Abstract

In 2016, we reported in your Journal1 on the outcome of 46 patients with giant cell myocarditis (GCM) in Finland. Later, we encountered incidental cases of GCM where the diagnosis was converted to cardiac sarcoidosis (CS) at post-transplant or post-mortem examinations. This forced us to re-evaluate all GCM diagnoses made since 1991 in our country.2 Altogether 26 of the 46 cases were reclassified as CS, most commonly due to recognition, with help of immunochemistry, of sarcoid granulomas missed or misinterpreted on original microscopy (Figure 1). The 5-year estimate (95% confidence interval) of transplant-free survival, having been 42% (39–56%) in our 2016 report,1 was 25% (0–40%) in the 20 patients keeping the GCM diagnosis. In Cox regression analysis involving all 46 patients, GCM predicted the occurrence of death or transplantation with a hazard ratio (95% confidence interval) of 2.68 (1.22–5.87, P = 0.014).

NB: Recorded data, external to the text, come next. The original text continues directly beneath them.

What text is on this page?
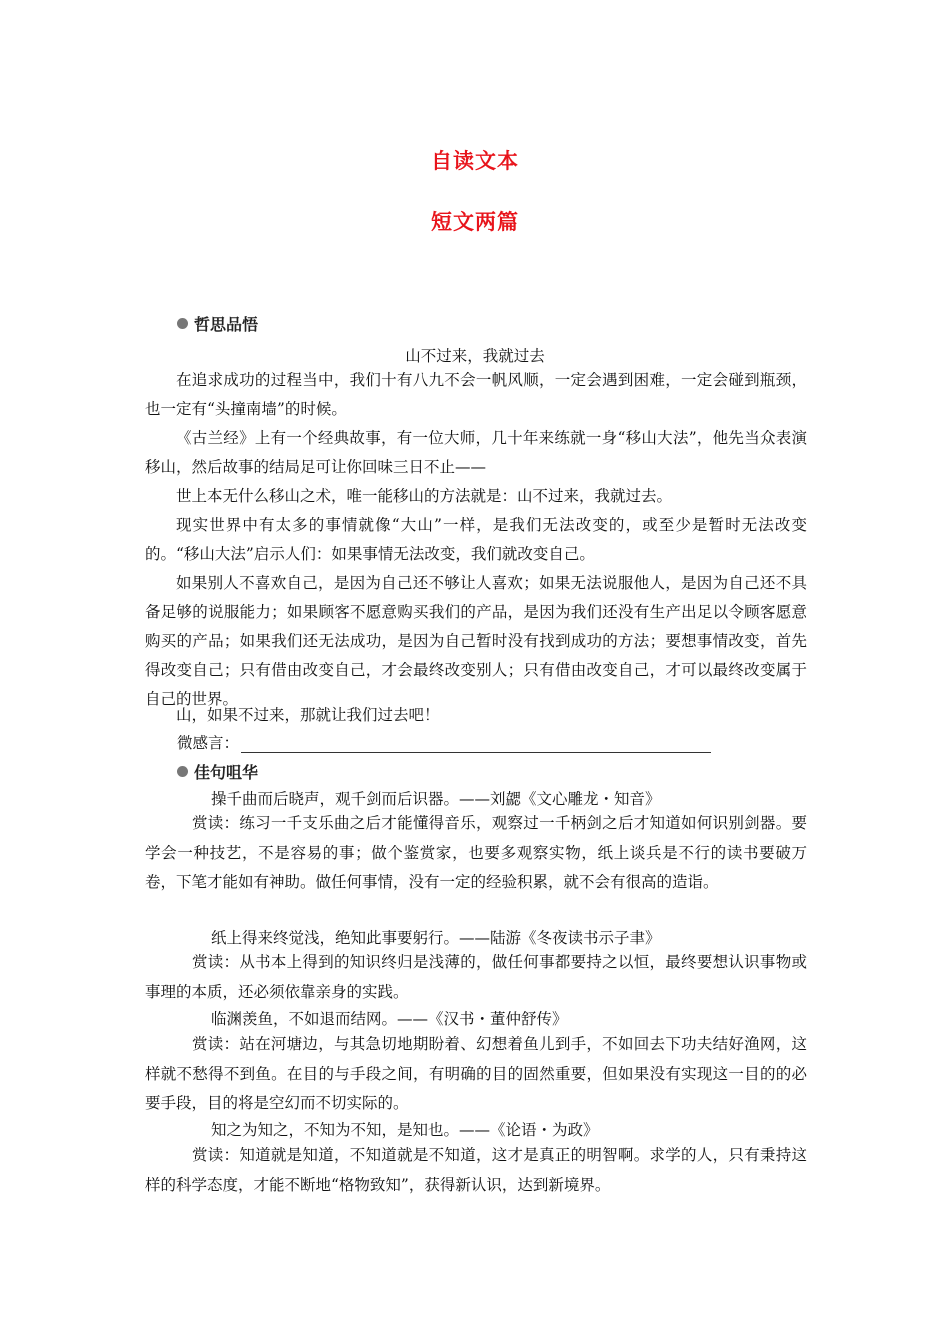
自读文本
短文两篇
哲思品悟
山不过来，我就过去
在追求成功的过程当中，我们十有八九不会一帆风顺，一定会遇到困难，一定会碰到瓶颈，也一定有“头撞南墙”的时候。
《古兰经》上有一个经典故事，有一位大师，几十年来练就一身“移山大法”，他先当众表演移山，然后故事的结局足可让你回味三日不止——
世上本无什么移山之术，唯一能移山的方法就是：山不过来，我就过去。
现实世界中有太多的事情就像“大山”一样，是我们无法改变的，或至少是暂时无法改变的。“移山大法”启示人们：如果事情无法改变，我们就改变自己。
如果别人不喜欢自己，是因为自己还不够让人喜欢；如果无法说服他人，是因为自己还不具备足够的说服能力；如果顾客不愿意购买我们的产品，是因为我们还没有生产出足以令顾客愿意购买的产品；如果我们还无法成功，是因为自己暂时没有找到成功的方法；要想事情改变，首先得改变自己；只有借由改变自己，才会最终改变别人；只有借由改变自己，才可以最终改变属于自己的世界。
山，如果不过来，那就让我们过去吧！
微感言：
佳句咀华
操千曲而后晓声，观千剑而后识器。——刘勰《文心雕龙・知音》
赏读：练习一千支乐曲之后才能懂得音乐，观察过一千柄剑之后才知道如何识别剑器。要学会一种技艺，不是容易的事；做个鉴赏家，也要多观察实物，纸上谈兵是不行的读书要破万卷，下笔才能如有神助。做任何事情，没有一定的经验积累，就不会有很高的造诣。
纸上得来终觉浅，绝知此事要躬行。——陆游《冬夜读书示子聿》
赏读：从书本上得到的知识终归是浅薄的，做任何事都要持之以恒，最终要想认识事物或事理的本质，还必须依靠亲身的实践。
临渊羡鱼，不如退而结网。——《汉书・董仲舒传》
赏读：站在河塘边，与其急切地期盼着、幻想着鱼儿到手，不如回去下功夫结好渔网，这样就不愁得不到鱼。在目的与手段之间，有明确的目的固然重要，但如果没有实现这一目的的必要手段，目的将是空幻而不切实际的。
知之为知之，不知为不知，是知也。——《论语・为政》
赏读：知道就是知道，不知道就是不知道，这才是真正的明智啊。求学的人，只有秉持这样的科学态度，才能不断地“格物致知”，获得新认识，达到新境界。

In bivariate Cox analyses, biomarkers of cardiac injury and dysfunction, as well as at least moderate myocardial necrosis or fibrosis, predicted the outcome independent of the diagnosis of CS or GCM. The hazard ratios are shown in Table 1. Cardiac sarcoidosis and GCM are known to share clinical manifestations and characteristics of histopathology.3-5 Their differentiation on microscopy of tiny endomyocardial samples can be very difficult, sometimes nearly impossible. Magnetic resonance imaging and 18F-fluorodeoxyglucose (18F-FDG) positron emission tomography can be of some help as mediastinal lymphadenopathy and 18F-FDG uptake suggest CS and mediastinal lymph node biopsy may expose sarcoidosis histology. Distinction of CS and GCM is complicated further by the fact that researchers divide on the diagnostic role of myocardial granulomas. Some, like us, consider granulomas and GCM mutually exclusive2-4 but others disagree.5 It is also possible that CS and GCM are not fully different entities but intimately related diseases or even partially overlapping segments of a single disease spectrum. The reader who favours their dichotomy should know, however, that the study population of our 2016 paper1 was a mix of CS and GCM by our current criteria and that the lower 5-year survival estimate reported here better represents true GCM.